兄弟の多い家庭では相続人の欠格ケースは起こりやすい
このような状況は兄弟の多い家庭で発生することが多くあります。また、兄弟間における能力の差などが成長後に軋轢となって、関係悪化にも繋がっていきます。
相続人資格者が多ければ欠格ケースも当然多くなるのは必然的と言え、今後も潜在的に発生する代襲相続原因でしょう。
代襲相続が開始されるメジャーなケース3.相続人の廃除
3つ目の代襲相続開始ケースが、相続人が請求によって廃除されるケースになります。
相続では法定相続人の存在は最も大きいものですが、被相続人との関係が決して良好ではないケースも数多く見られます。
このような場合は、相続全体がスムーズに行かなくなる恐れもあるでしょう。
被相続人が死亡していない段階で相続人が排除されるケース
相続人の排除請求は、生前の被相続人から出される形になります。
相続資格者が廃除される要因としては、特定の相続資格者が被相続人を著しく侮辱や虐待などをした場合が多いです。
被相続人は、このような事由によって家庭裁判所に請求すれば、特定の相続資格者を法定相続人から廃除できるのです。
一般的に遺留分が認められる法定相続人に限られる!
相続資格者の廃除は、法的に「遺留分」(法定相続人に最低限確保される遺産)が認められる法定相続人のみに対して、一般的に進めることができます。
法定相続人の中には被相続人の兄弟姉妹などもいますが、彼らは「遺留分」が認められていないので廃除の対象ともなり得ません。
代襲相続の開始後に問題になりやすいケースは?
代襲相続では、開始後に様々な問題に陥りやすい傾向があります。ここでは、現在の日本社会でとりわけ発生しやすいケースを解説していきます。
代襲相続人とその他の相続人との関係が良好でないケース
1つが、代襲相続人と他の法定相続人の関係があまり良好でないケースです。一般的に代襲相続人は他の法定相続人よりも年少なので、財産の取り分に関してそれほど変わらないことに不満を抱く法定相続人もいます。
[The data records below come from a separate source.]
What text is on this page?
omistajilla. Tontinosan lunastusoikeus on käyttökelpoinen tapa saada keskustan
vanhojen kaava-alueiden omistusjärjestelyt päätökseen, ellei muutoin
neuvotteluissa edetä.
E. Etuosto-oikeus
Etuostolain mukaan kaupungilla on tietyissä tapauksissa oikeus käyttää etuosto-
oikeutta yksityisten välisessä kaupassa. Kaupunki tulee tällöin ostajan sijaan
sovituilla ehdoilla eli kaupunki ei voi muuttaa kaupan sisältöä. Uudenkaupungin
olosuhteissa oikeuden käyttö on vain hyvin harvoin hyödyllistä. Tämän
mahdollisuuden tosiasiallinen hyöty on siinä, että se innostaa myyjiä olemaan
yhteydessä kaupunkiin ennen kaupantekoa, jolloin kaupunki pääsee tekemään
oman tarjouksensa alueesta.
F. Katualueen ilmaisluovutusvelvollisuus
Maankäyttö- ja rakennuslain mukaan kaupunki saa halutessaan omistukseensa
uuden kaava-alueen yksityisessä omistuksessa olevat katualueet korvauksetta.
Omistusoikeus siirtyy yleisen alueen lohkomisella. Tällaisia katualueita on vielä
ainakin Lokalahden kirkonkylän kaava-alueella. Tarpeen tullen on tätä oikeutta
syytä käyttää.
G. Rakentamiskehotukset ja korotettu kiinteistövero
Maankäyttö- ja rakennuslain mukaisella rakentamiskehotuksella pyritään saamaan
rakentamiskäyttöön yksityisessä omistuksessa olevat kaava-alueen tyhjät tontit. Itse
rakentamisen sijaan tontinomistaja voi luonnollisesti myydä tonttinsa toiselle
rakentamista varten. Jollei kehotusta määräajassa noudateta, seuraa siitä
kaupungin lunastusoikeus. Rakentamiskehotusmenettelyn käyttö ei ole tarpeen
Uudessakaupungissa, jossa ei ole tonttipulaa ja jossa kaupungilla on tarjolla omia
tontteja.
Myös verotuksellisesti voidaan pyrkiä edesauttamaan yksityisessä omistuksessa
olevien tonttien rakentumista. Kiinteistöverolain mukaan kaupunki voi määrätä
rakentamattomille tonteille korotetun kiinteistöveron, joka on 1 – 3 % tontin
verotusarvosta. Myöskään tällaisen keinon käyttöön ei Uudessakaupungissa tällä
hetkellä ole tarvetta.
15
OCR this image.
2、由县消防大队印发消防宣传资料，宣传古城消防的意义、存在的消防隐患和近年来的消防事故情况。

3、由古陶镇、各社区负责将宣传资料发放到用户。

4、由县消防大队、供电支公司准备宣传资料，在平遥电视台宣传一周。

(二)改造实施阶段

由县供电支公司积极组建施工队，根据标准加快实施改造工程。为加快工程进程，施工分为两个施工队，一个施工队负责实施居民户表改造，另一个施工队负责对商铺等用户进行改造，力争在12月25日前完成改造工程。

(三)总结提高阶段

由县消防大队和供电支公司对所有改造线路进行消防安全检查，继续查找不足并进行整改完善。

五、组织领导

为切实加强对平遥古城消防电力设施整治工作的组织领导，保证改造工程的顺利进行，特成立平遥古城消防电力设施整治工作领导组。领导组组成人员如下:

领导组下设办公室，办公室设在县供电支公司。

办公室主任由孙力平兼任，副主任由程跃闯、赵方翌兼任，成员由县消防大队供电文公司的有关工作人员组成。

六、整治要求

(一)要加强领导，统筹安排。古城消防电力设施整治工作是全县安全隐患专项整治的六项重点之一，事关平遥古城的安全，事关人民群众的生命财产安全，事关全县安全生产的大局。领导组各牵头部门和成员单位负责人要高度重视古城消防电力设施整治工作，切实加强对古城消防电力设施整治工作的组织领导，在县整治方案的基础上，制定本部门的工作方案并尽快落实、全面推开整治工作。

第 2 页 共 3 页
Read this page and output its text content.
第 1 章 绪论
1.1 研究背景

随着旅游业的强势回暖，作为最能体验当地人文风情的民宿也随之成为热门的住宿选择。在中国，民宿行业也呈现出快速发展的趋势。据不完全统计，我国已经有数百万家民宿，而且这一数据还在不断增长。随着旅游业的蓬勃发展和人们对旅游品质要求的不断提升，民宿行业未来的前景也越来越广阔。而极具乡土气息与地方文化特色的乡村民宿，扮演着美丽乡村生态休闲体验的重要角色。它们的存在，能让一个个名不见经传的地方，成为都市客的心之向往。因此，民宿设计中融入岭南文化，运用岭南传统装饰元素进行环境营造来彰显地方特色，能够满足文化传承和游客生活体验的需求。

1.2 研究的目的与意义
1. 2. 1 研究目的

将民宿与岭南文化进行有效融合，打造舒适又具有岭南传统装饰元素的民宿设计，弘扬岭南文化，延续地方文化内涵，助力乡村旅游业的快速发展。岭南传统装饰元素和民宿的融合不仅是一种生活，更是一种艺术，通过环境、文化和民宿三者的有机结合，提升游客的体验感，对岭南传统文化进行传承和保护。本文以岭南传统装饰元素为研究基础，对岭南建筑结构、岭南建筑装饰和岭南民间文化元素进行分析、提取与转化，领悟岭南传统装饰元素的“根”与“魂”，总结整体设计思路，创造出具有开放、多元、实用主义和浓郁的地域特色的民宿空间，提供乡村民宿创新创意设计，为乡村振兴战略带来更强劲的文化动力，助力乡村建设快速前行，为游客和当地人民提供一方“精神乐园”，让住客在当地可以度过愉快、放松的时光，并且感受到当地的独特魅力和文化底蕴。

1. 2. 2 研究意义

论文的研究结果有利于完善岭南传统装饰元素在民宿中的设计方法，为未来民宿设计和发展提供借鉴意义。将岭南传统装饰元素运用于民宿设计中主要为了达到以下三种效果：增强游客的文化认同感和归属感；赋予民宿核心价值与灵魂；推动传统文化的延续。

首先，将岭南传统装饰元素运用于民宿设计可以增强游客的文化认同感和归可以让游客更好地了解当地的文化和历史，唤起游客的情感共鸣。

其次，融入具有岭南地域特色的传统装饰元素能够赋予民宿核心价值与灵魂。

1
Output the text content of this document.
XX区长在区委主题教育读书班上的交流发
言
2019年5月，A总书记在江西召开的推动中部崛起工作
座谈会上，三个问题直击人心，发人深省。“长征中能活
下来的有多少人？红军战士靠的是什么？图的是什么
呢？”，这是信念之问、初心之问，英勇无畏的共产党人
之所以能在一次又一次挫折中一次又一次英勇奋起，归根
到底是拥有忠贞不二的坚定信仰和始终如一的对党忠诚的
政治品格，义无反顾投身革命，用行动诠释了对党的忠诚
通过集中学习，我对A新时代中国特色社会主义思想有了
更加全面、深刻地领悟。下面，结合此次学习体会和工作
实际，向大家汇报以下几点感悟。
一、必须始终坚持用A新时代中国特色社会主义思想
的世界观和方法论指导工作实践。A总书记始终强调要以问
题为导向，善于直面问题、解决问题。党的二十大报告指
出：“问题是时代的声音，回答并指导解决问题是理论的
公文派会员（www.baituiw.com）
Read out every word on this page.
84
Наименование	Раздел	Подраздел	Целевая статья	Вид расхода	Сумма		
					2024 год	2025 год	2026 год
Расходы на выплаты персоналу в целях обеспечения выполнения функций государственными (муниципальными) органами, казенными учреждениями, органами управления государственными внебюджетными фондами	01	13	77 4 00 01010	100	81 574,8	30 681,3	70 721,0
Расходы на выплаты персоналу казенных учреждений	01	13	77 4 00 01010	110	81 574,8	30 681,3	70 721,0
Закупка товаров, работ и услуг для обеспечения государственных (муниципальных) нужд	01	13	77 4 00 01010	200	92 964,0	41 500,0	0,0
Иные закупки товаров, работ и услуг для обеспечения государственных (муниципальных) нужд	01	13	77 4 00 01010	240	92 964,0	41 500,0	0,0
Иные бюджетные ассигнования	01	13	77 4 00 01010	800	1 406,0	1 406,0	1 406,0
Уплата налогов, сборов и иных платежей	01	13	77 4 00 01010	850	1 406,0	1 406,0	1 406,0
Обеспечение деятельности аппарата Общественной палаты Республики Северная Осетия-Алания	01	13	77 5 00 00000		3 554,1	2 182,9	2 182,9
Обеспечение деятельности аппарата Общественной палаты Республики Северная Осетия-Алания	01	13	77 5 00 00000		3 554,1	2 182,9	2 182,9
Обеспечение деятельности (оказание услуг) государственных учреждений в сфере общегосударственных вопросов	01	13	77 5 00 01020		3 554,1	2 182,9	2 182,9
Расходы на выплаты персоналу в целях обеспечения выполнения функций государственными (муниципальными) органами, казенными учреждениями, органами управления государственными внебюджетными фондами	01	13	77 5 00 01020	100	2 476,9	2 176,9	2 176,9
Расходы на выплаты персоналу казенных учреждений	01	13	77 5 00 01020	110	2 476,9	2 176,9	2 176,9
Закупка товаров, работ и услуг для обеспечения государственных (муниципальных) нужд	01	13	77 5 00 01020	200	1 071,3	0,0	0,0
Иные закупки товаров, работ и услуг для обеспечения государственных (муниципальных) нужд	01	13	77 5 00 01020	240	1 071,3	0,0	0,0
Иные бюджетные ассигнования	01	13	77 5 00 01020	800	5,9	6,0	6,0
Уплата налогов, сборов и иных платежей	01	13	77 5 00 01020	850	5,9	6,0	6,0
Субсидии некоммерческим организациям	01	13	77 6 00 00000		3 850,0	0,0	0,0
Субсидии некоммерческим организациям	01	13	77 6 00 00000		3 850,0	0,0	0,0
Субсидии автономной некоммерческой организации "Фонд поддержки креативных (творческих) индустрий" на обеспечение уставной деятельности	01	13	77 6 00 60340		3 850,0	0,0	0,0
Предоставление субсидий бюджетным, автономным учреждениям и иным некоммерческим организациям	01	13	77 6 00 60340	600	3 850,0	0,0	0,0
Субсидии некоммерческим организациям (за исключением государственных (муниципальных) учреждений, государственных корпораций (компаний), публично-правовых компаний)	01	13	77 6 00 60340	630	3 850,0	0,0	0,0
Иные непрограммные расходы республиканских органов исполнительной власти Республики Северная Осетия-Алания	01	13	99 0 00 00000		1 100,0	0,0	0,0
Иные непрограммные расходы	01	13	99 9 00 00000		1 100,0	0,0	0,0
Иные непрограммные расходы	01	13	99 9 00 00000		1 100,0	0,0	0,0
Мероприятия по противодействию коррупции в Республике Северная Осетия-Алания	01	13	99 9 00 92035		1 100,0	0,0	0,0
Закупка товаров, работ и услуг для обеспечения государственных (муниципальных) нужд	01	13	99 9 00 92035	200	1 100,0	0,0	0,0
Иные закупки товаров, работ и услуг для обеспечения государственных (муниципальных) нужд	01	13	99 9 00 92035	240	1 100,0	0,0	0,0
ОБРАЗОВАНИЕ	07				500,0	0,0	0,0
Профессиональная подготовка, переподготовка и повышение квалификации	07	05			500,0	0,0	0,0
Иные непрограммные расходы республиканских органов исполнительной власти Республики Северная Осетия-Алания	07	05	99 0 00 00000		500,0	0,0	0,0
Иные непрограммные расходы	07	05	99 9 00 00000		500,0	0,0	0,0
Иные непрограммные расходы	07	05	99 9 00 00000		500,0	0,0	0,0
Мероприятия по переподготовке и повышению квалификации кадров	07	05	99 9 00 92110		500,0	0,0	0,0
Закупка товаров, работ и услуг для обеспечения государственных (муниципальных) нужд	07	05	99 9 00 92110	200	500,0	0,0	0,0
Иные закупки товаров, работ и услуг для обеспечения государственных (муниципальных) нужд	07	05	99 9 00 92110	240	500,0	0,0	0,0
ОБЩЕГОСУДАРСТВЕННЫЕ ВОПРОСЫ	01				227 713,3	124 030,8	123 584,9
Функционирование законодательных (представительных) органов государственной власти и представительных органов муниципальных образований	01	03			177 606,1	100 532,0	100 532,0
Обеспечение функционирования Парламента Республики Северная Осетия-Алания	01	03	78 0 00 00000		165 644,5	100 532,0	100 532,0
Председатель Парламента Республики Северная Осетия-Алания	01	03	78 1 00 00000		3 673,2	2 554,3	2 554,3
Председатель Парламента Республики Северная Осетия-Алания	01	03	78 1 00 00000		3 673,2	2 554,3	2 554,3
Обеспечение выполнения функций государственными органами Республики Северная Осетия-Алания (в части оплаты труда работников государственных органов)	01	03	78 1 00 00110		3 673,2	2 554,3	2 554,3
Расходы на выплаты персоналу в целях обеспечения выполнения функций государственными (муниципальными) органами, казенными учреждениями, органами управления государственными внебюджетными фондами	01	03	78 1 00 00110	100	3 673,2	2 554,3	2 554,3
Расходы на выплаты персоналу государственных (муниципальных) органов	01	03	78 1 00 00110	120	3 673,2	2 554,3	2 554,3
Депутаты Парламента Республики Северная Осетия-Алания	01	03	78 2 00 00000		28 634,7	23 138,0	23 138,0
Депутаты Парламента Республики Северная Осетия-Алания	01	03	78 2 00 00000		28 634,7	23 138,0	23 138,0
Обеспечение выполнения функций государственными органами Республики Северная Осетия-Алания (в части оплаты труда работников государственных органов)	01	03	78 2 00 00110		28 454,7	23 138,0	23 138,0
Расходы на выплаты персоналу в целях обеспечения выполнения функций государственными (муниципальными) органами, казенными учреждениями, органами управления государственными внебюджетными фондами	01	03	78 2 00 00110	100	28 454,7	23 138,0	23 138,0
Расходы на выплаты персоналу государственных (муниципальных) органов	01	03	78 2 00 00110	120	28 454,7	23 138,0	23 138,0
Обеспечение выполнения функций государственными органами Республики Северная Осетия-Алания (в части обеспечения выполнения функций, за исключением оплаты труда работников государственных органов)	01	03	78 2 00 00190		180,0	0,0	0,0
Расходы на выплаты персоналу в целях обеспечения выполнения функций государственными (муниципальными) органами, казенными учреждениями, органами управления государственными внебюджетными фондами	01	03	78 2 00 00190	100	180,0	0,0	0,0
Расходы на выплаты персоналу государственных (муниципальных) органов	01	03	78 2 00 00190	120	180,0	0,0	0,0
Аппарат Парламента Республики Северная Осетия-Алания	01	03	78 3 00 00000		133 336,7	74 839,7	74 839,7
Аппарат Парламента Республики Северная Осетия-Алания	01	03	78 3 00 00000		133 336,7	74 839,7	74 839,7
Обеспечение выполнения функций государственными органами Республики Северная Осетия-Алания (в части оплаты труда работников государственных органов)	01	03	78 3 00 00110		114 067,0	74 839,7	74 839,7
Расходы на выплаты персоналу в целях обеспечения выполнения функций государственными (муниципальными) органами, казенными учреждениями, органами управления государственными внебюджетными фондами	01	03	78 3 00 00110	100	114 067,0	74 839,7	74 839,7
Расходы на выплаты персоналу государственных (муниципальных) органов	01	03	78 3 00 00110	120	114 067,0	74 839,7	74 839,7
通常、弁護士などの代理人が入っていれば大事には至りませんが、相続額が大きくなればなるほど問題が深刻化することも多くなるでしょう。
どんな遺産を相続するのかも理解しないままに代襲するケース
もう1つが、代襲相続人自身がどのような遺産を相続するのか理解をしないまま、相続に至るケースです。
代襲相続人は全く違う場所に住んでいることも多く、遺産などの事情にも全く関心がなかったというケースもあります。
そのため、場合によっては負債などのマイナス財産が存在していることも知らないまま相続するケースもあって、その後問題に発展することも多いでしょう。
代襲相続にはこのような3つのケースがありますが、意外とよくあるパターンなので決して他人事とは言えません。
上記のような問題に注意して、慎重に進める必要がありますね。